As Alet checked the room for spirits, Havtru carried the queen inside.
It was pristine: perfectly made bed, beautiful sunlight through the open doors to the balcony, a slight fire in the hearth. For a moment, she was shocked, and then she realized there hadn’t been anyone here to hurt. The spirits had gone after only the parts of the palace where there were people to kill. “It’s my fault,” she gasped. As Havtru opened his mouth to speak again, she waved away his words. “I know I didn’t intend this. But Piriandra was right: I failed. I’m failing. We need the trials now.”
“More candidates will die,” Havtru predicted. “They aren’t ready.”
“Make them ready.”
“You can’t just will it so. Even you, Your Majesty.”

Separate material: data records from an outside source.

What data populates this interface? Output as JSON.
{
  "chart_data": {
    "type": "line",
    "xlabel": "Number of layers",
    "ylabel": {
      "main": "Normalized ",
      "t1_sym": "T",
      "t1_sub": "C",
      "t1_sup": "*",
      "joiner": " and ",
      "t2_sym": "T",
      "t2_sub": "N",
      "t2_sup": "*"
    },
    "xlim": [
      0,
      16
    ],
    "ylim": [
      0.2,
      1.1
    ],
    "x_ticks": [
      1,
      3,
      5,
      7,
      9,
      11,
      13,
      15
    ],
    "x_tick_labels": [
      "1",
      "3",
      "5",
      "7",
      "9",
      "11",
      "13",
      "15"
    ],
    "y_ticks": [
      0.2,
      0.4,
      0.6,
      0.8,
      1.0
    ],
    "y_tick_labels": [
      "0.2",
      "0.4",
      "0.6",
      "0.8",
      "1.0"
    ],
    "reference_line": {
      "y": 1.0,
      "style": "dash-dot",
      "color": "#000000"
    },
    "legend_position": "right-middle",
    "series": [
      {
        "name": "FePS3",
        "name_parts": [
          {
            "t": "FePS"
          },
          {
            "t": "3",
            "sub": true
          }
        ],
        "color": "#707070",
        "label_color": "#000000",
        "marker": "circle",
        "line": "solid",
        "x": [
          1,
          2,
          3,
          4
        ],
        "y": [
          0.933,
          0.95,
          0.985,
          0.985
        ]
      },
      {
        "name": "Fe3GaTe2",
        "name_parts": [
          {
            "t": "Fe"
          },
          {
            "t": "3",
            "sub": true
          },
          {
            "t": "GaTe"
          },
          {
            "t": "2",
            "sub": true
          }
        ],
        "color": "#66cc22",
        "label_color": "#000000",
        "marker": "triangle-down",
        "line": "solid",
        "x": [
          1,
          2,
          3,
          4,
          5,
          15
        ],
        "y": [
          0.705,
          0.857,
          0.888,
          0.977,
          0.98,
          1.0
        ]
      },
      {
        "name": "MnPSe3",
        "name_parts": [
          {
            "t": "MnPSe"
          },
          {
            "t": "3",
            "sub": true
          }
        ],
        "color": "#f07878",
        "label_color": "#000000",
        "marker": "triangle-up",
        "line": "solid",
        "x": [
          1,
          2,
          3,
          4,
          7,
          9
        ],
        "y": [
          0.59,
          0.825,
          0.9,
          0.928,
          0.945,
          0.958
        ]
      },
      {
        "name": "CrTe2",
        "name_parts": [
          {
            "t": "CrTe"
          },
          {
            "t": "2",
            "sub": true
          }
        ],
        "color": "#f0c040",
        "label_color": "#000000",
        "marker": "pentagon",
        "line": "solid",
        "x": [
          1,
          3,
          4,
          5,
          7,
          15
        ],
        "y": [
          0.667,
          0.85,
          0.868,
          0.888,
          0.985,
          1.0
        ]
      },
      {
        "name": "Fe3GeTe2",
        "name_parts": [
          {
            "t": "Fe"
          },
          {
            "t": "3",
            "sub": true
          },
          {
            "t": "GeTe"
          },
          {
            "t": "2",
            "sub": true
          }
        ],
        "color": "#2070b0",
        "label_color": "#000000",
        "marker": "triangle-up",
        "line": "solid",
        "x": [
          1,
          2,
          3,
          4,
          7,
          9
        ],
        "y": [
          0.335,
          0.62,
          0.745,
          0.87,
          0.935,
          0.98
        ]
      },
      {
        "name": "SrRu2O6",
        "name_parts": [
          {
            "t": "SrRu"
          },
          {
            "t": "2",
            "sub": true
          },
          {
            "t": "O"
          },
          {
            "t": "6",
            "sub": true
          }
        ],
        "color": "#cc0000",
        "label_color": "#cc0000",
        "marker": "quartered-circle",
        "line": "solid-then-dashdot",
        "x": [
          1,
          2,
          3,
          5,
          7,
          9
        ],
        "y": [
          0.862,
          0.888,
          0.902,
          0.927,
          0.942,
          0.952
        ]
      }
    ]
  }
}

She closed her eyes as he laid her gently on the bed. “I can try.” Listening, she heard him close the curtains around the bed and back toward the door. She heard him and Alet talk in low voices. He’d stay and guard her, she knew, along with Alet. Ven had trained him well.
He was a good teacher. She thought of his student, the woman Naelin. He hadn’t had a chance to answer on her progress before she collapsed. She hoped Naelin was as advanced as he’d expected. From the champions’ reports and Havtru’s statements, she had the clear impression that no one else was.
She felt a spirit arrive. The curtains shuddered, but she didn’t move. Even tired, she knew she could control one spirit if she had to. But if she didn’t have to, she wasn’t going to expend the energy or risk another false death. The spirit perched at the foot of her bed.
At last, she opened her eyes to glare at it.
It was a tree spirit, tiny and gnarled, with leaves matted all over its body. Possibly the same spirit who had been in her bedchambers before. “Come to gloat?” she asked it.
“Yesss,” it hissed.
“If you would be so kind as to gloat elsewhere, that would be delightful.” She wished she could tell it to burn. She wanted to destroy every spirit that had participated in today’s slaughter.
“Their blood was sweet. It flowed into our branches.”
“Go,” she told it, but she didn’t put the force of a command behind the word.
“We watch. We wait. You will fall again, and more will be ready.” It rubbed its hands together, and it sounded like leaves in the wind. “We will feast.”
It’s right. Next time, the death toll would be worse, because more spirits would be ready, waiting, watching. She couldn’t let that happen. As soon as anyone was ready to be heir, she had to abdicate, whether or not the poisoner had been found.
She raised her voice. “Captain Alet! Champion Havtru!”
The two warriors burst into her bedroom, swords and knives drawn. Squealing, the spirit darted out the window. Alet shut and locked the door behind it, and Havtru stalked around the room with his sword raised.
But even with the two of them, she did not feel safe.